Nureyev meanwhile, claimed to have slept with very few women, and said that he was 'bored and repelled' by sex with them. But he adored Fonteyn. 'Our relationship works very well,' he told me one night in his dressing room.

Passion: Choreographer Sir Frederick Ashton said the pair was 'made to work together'

Passion: Choreographer Sir Frederick Ashton said the pair was 'made to work together'

'I know that she says she felt she had to make a big effort if she was going to dance with me, but that's how I felt about dancing with her, too.'

With his sensual good looks, Nureyev never had any trouble attracting partners. He once said, though, that he had only ever loved three people - two of them were men and the other was Fonteyn.

However, he made it clear to me, as Dame Margot did, that all the magic and fireworks between them were confined to the stage.

'Anything that goes against my work, anything that stops me on the way, they have to be bulldozed.

'Romance is nice. But my romance is my dance. It is everything to me; my past, present and future. It is like my religion.'

Nureyev was known not to suffer fools gladly and I had been warned he was a man of extreme moods. 'No, I only explode when it brings results,' he told me.

But he admitted he had little time for developing long-term and solid relationships. 'I think work creates a man. Everything else is secondary. My motto is: "Everything betrays you sooner or later - only your work betrays you last."'

His work ethic matched Fonteyn's. She finally retired at 60, after a 17-year dancing partnership with Nureyev. She devoted her time to caring for her husband Tito, who had been left a quadriplegic by a bullet in the spine after an assassination attempt in 1964.

On that night, Fonteyn had again been dancing with Nureyev.

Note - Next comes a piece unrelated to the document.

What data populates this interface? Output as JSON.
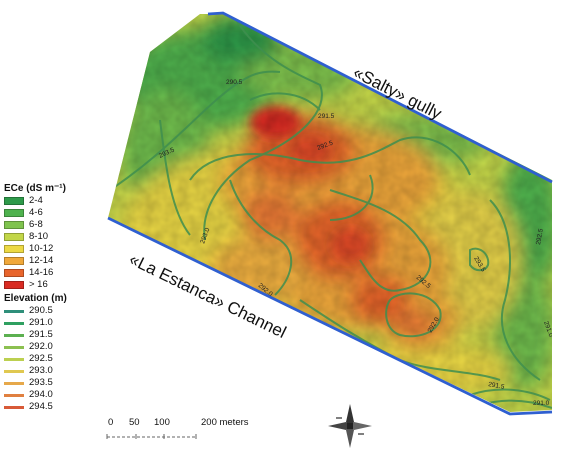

Although she was aware of her husband's unfaithfulness, and at the time was contemplating a divorce, she remained devoted to him and would arrive at smart parties, determinedly pushing him in his wheelchair. 

She nursed him in between fulfilling arduous dancing engagements, bankrolling first his political ambitions and then paying his private medical bills, which almost financially broke her.

'It was a good thing that I had my career to keep me going,' she told me, 'because it took a certain amount of concentration, which is a help if you are in a crisis.'

She had no regrets about anything, she told me, not even that she had no children. 'It would not have been fair on them. What if I had a little girl and everybody said: "Are you going to be a dancer like your mummy?" That's terrible pressure.'

Tito died in 1989, after Dame Margot had spent all her savings on nursing care for him, and she died two years later, aged 71, having fought cancer for more than a decade.

Nureyev died of Aids in 1993. Certainly it would never have bothered Dame Margot that her Russian partner was gay - she enjoyed such company, particularly as she had grown up with so many homosexual male dancers.

Towards the end, he said of her: 'We danced with one body, one soul. Margot is all I ever had, only her.'

The Fonteyn that I knew would have agreed with that, but with her fine sense of humour she would have shrugged it away.

'Rudolf?' she said to me once. 'I was just his London nanny.'

 Margot is on BBC4 at 9pm on Monday.